A jug of wine, a jigsaw puzzle and thou.
How different that familiar phrase – “a jug of wine, a loaf of bread and thou” – might have been had poet Omar Khayyam been thinking about going to the cabin for the weekend.
You must always have games, the right kind of games, and communal occupations to get the true cabin experience.
Jigsaw puzzles come to mind, or cards and board games (and no, they are not “bored” games, as some electronics-toting youngsters might believe. They were games you play with people right in the room).
These might be called “old-fashioned” games, but I don’t believe they’ve ever really gone out of fashion at the cabin … or, to cover the languages of all four of our Lake Superior shores, at the cabin, the camp or the cottage.
When I was a kid, getting away to a cabin for a week or a weekend meant getting together with your siblings and parents in a laugh-around-the-table way that we often neglected at home.
Puzzles stayed on the table all week, the calm relief at night after playing hard outside all day until we sunburned. It was the old days before good sense, after all. Or the puzzle might be the life-saving distraction if it rained so hard we couldn’t even fish. (You can always, of course, “Go Fish” if somebody brought the cards.)
As for board games, they still give me a great feeling of hope and nostalgia. The nostalgia is obvious; the hope is that I’ll really get time to play that new “Dogopoly” game I got for Christmas.
This issue turns out to have a nice blend of possibilities and nostalgia.
Upper Peninsula writer Lesley DuTemple takes us to the one-room schoolhouse in Copper Harbor.
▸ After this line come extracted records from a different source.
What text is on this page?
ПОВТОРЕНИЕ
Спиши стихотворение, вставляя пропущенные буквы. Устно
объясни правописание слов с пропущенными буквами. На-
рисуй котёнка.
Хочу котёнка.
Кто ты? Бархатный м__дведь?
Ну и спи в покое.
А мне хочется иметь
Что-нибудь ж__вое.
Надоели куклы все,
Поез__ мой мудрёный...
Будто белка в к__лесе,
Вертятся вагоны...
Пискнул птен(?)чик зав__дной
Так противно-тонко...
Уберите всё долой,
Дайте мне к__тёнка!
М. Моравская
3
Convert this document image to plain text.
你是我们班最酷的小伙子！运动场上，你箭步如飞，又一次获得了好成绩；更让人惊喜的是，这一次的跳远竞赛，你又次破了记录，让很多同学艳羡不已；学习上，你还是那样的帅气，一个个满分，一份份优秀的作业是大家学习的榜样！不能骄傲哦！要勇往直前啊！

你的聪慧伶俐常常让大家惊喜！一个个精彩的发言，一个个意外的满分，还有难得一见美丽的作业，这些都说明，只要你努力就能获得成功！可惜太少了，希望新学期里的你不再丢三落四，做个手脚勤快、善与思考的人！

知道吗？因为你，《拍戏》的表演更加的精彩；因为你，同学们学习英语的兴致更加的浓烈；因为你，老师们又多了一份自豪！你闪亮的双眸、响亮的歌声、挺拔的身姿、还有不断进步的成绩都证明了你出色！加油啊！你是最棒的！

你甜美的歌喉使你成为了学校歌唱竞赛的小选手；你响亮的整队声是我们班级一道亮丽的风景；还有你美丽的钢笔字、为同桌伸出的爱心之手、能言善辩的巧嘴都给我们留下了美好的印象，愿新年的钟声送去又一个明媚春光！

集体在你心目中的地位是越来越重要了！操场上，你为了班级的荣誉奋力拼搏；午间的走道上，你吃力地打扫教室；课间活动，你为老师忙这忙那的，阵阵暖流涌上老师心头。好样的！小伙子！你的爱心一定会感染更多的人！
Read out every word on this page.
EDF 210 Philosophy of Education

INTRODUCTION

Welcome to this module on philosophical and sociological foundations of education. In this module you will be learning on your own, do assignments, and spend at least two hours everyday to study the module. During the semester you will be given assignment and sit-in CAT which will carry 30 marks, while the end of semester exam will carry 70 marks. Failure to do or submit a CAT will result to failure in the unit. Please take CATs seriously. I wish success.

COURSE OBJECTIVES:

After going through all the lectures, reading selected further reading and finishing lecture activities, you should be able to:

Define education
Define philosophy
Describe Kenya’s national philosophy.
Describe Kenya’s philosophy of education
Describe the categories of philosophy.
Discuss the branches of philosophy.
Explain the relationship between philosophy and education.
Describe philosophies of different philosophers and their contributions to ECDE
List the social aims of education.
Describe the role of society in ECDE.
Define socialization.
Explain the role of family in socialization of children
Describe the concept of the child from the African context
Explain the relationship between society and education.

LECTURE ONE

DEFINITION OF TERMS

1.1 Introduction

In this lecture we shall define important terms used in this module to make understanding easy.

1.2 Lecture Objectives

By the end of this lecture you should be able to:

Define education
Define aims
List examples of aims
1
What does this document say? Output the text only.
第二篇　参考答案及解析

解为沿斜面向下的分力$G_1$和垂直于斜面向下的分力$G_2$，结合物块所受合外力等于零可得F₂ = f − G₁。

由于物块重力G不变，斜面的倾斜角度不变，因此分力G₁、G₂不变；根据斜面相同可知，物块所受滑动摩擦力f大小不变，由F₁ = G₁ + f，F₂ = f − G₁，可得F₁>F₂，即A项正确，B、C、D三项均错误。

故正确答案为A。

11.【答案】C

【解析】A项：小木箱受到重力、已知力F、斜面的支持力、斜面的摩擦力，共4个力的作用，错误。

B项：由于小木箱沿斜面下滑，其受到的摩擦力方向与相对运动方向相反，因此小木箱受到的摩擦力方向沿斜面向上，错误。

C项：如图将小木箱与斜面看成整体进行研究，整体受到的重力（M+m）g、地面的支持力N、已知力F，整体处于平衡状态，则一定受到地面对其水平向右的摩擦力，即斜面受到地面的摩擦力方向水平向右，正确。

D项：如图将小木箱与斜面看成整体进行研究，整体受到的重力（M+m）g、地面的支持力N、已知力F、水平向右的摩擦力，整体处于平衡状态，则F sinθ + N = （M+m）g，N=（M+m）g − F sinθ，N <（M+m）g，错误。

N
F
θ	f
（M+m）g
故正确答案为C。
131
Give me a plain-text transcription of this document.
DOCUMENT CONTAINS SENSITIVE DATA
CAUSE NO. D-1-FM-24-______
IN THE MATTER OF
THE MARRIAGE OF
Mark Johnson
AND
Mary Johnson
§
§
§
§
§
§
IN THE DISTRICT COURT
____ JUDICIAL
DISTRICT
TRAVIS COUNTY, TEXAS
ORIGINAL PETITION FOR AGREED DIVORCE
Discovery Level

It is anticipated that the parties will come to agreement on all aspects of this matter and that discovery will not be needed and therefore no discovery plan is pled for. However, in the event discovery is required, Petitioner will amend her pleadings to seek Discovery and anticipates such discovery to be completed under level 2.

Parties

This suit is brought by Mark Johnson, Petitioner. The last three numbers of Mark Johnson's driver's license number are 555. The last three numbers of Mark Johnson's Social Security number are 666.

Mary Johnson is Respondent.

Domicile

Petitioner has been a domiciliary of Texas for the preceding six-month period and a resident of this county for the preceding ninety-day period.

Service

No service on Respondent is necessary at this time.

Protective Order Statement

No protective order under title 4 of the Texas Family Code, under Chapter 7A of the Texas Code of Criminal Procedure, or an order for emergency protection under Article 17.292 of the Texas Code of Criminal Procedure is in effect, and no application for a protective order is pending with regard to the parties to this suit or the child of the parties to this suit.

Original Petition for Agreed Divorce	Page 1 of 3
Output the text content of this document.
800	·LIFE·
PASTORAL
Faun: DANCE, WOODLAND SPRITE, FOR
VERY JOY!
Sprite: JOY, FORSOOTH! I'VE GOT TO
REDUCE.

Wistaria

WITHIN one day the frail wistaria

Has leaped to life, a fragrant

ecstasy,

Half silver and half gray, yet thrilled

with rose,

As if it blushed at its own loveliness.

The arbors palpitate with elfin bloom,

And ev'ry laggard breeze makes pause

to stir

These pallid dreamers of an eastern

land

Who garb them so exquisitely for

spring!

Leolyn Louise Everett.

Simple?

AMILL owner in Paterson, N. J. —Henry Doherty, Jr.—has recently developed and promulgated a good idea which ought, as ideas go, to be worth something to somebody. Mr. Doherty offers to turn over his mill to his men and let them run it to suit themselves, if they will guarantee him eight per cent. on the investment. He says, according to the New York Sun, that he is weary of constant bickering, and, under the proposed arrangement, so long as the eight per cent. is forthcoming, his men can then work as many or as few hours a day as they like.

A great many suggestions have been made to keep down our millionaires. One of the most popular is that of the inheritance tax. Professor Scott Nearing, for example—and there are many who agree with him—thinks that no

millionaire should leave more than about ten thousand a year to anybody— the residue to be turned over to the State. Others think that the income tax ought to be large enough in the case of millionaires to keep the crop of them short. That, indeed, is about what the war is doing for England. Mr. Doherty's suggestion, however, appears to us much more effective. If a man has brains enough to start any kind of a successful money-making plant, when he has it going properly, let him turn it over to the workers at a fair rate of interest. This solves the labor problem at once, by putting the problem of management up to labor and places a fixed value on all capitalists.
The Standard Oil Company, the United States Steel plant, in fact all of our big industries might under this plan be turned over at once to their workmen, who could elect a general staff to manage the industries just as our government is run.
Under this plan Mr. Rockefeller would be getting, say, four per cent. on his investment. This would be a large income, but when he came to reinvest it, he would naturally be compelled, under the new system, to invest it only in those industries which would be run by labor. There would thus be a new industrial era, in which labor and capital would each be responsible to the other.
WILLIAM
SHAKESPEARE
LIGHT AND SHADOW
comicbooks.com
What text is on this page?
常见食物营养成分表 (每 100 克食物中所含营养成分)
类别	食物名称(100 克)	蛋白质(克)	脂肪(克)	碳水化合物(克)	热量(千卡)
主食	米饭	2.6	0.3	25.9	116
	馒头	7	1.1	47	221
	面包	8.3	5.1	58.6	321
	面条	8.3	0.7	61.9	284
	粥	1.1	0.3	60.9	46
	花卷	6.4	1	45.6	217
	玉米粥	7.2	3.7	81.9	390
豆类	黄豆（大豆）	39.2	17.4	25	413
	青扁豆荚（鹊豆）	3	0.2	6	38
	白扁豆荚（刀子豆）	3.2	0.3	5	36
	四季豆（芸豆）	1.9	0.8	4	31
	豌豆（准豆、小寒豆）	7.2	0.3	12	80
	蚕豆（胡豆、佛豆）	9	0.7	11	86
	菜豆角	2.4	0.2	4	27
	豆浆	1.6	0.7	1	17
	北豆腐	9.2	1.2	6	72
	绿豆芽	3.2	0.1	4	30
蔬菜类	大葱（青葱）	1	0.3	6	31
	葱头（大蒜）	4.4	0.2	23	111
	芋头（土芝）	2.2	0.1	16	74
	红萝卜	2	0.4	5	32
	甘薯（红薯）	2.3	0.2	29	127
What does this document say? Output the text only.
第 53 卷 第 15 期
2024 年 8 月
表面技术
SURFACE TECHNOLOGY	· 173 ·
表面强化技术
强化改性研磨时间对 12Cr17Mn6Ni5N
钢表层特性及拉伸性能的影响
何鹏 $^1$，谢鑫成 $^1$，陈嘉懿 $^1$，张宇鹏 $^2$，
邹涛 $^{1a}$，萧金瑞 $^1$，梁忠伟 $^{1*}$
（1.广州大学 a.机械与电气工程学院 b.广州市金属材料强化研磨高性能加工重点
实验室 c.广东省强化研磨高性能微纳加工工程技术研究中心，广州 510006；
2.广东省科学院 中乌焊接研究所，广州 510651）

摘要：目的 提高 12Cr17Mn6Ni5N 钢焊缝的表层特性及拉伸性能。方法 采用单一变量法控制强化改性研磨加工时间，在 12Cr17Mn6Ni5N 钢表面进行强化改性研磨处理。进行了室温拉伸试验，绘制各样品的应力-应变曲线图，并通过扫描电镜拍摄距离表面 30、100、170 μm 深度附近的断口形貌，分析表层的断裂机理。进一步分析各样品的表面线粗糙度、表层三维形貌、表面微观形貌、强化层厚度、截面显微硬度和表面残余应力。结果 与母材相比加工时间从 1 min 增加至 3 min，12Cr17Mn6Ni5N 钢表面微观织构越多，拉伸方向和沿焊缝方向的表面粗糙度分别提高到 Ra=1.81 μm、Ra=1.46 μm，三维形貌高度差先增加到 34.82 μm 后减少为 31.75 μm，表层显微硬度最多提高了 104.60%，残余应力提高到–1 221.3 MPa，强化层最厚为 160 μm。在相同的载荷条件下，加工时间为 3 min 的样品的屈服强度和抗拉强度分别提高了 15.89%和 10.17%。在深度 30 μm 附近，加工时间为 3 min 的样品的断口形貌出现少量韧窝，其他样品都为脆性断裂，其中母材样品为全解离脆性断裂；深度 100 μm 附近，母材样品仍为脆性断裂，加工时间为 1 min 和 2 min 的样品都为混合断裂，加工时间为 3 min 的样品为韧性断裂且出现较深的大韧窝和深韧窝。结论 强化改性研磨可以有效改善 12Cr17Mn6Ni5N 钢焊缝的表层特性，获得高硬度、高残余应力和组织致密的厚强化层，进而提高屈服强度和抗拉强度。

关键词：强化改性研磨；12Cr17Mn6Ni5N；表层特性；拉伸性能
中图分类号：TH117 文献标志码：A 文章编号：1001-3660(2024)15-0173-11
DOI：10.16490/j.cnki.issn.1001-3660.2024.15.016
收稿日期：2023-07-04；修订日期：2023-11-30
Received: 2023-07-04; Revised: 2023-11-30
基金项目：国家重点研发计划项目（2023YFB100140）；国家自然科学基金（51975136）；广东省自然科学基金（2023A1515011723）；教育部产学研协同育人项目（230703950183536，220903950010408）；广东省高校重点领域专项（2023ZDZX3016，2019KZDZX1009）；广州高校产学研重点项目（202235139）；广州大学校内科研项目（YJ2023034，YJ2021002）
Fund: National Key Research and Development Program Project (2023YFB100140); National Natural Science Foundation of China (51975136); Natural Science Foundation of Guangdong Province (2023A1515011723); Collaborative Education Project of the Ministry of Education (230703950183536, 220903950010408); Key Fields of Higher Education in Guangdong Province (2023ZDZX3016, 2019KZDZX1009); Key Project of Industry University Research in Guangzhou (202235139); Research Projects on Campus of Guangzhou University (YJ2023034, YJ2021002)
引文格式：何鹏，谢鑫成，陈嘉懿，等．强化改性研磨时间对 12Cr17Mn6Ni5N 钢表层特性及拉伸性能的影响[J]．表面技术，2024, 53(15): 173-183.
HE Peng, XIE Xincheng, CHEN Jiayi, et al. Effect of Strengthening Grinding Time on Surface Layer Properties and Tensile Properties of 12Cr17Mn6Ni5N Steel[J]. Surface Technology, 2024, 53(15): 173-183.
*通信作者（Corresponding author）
It only had four elementary-age children in classes for the just-ended school year, but it has the support of the entire town. Maintaining a school in a small northern village certainly gives the community both a sense of pride and the knowledge of a future embodied in its children.
Two of the newest lodging options by the Lake turn out to be throwbacks to my own childhood (and maybe even a bit further). New hostels, once only for “youth” and now for everyone, have sprouted in Grand Marais, Minnesota, and in Thunder Bay. Mike Creger introduces us to the concept and the hostel-keepers bringing budget-friendly options to those who want a feeling of community on their overnight stays.
In another story generating a great hope for the future of Bayfield, Wisconsin’s agricultural traditions, writer Clarie Duquette spends time with both the old and the new owners of Apple Hill Orchard. They’re not talking apples, though. July is sweet cherry-picking season, and this will be the new owners’ first year hosting the regulars who come to harvest their own baskets of the tasty “alternative” area fruit.
Finally, a writer new to us, Deborah J. Mann, brings us along as she discovers a community formed by the love of a lighthouse. Rescuing the Rock of Ages Lighthouse on Isle Royale in Michigan started as one young man’s mission and has grown into the shared goal of people from far reaches joining into a volunteer preservation society. There’s something so right about working to protect and care for a piece of our collective history that helps to keep our Big Lake mariners safe.
As you can see, we’ve packed quite a lot into this issue, but no worries. We’re heading into summer, so you can take us along on your way to the cabin to enjoy between fishing, puzzling and cribbage.
Or we hope thou can sneak a little backyard time at home with the magazine and a slug from that jug of wine.